In October 2015, he was involved in a controversy after KR's chairman accused both Njarðvík and ÍR to have approached him while he was still under contract with KR which both the teams denied. After the 2015–2016 season, Björn signed with Njarðvík.

After spending the 2016–2017 season with Njarðvík, Björn returned to KR in June 2017. With him, KR won its 6th consecutive national championship in 2018. During the 2019 Úrvalsdeild finals, Björn was a big catalyst in KR's victory in game four which forced a decisive game five. In game 5, KR won its 7th consecutive national championship.

Due to a lingering hip injury, Björn was expected to miss the start of the 2019–20 season. In January 2020, KR announced that Björn would undergo a surgery and miss the rest of the season. In three games, he averaged 8.0 points and 2.0 assists per game.

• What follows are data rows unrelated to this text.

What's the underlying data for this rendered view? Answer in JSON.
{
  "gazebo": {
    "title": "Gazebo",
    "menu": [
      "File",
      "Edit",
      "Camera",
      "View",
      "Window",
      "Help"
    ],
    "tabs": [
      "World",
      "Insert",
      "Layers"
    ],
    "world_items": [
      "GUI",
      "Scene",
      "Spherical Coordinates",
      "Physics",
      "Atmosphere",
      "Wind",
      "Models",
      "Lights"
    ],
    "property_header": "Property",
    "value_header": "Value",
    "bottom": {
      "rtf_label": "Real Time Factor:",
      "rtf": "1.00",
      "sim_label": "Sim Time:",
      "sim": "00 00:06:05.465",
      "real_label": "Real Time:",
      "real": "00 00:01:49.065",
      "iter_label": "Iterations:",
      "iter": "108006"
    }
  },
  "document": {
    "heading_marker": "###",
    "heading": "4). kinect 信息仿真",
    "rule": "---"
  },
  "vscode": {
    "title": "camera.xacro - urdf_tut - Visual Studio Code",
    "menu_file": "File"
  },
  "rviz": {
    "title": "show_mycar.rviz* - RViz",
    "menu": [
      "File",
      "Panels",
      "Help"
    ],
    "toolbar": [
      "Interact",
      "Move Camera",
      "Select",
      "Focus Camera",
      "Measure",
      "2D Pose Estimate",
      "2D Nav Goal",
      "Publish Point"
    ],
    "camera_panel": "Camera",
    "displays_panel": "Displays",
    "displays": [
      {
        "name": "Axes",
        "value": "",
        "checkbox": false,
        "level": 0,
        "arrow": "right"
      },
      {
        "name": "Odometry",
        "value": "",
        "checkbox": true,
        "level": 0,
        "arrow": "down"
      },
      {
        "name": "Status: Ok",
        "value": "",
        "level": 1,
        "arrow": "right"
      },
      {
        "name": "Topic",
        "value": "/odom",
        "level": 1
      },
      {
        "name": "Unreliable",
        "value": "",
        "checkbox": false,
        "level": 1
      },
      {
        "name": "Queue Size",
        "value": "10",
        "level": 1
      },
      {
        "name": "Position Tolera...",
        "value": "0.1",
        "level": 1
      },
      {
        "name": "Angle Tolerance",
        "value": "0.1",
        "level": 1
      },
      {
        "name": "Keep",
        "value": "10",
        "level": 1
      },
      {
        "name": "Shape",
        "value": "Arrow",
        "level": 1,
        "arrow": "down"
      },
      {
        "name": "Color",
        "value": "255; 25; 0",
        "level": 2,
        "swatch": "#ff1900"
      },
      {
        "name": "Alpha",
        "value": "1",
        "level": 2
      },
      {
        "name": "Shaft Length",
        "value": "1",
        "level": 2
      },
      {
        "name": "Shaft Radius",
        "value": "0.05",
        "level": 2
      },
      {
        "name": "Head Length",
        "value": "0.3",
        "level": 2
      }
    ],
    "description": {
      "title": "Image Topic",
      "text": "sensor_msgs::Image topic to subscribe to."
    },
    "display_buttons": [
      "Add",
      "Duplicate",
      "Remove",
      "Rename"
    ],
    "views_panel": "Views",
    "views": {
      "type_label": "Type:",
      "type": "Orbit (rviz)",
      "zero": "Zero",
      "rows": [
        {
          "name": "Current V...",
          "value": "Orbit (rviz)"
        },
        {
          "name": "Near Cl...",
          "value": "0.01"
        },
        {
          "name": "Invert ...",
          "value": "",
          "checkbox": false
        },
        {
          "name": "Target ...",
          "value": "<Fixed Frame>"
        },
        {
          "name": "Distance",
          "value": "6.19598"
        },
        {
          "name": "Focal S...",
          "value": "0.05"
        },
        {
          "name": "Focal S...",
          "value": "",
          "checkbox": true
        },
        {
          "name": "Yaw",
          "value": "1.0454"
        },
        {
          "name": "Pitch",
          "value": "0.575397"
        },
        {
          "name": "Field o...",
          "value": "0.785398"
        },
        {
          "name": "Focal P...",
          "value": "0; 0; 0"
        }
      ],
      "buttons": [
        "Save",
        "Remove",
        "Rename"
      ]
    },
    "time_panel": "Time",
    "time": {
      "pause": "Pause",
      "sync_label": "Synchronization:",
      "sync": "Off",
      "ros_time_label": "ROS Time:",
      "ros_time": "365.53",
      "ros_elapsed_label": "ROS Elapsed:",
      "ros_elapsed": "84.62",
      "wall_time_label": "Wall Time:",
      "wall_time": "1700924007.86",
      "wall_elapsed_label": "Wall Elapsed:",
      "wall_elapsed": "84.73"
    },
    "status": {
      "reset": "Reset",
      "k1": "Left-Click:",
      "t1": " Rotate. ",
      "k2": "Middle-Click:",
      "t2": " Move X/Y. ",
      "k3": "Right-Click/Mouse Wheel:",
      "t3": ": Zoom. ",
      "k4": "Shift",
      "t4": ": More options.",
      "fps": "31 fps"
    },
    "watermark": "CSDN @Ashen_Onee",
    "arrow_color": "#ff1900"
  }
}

On 22 November 2022, Björn announced his retirement from basketball due to a kidney disease that would require a kidney transplant. The following year, he received a kidney donated by his mother.

In December 2024, made a comeback with KR. In February 2025, Björn signed with KR's Reykjavík rivals Valur. On 22 March, he won the Icelandic Cup for the second time, after Valur defeated KR in the Cup finals, 96–78.

==Personal life==
Björn's brother is basketball player Oddur Rúnar Kristjánsson.

In 2017, Björn was diagnosed with a degenerative kidney disease. In 2022, the disease had reached a stage where a kidney transplant was needed. Initially cleared to play the first half of the season, the disease limited him to two games and forcing him to announce his retirement in November 2022.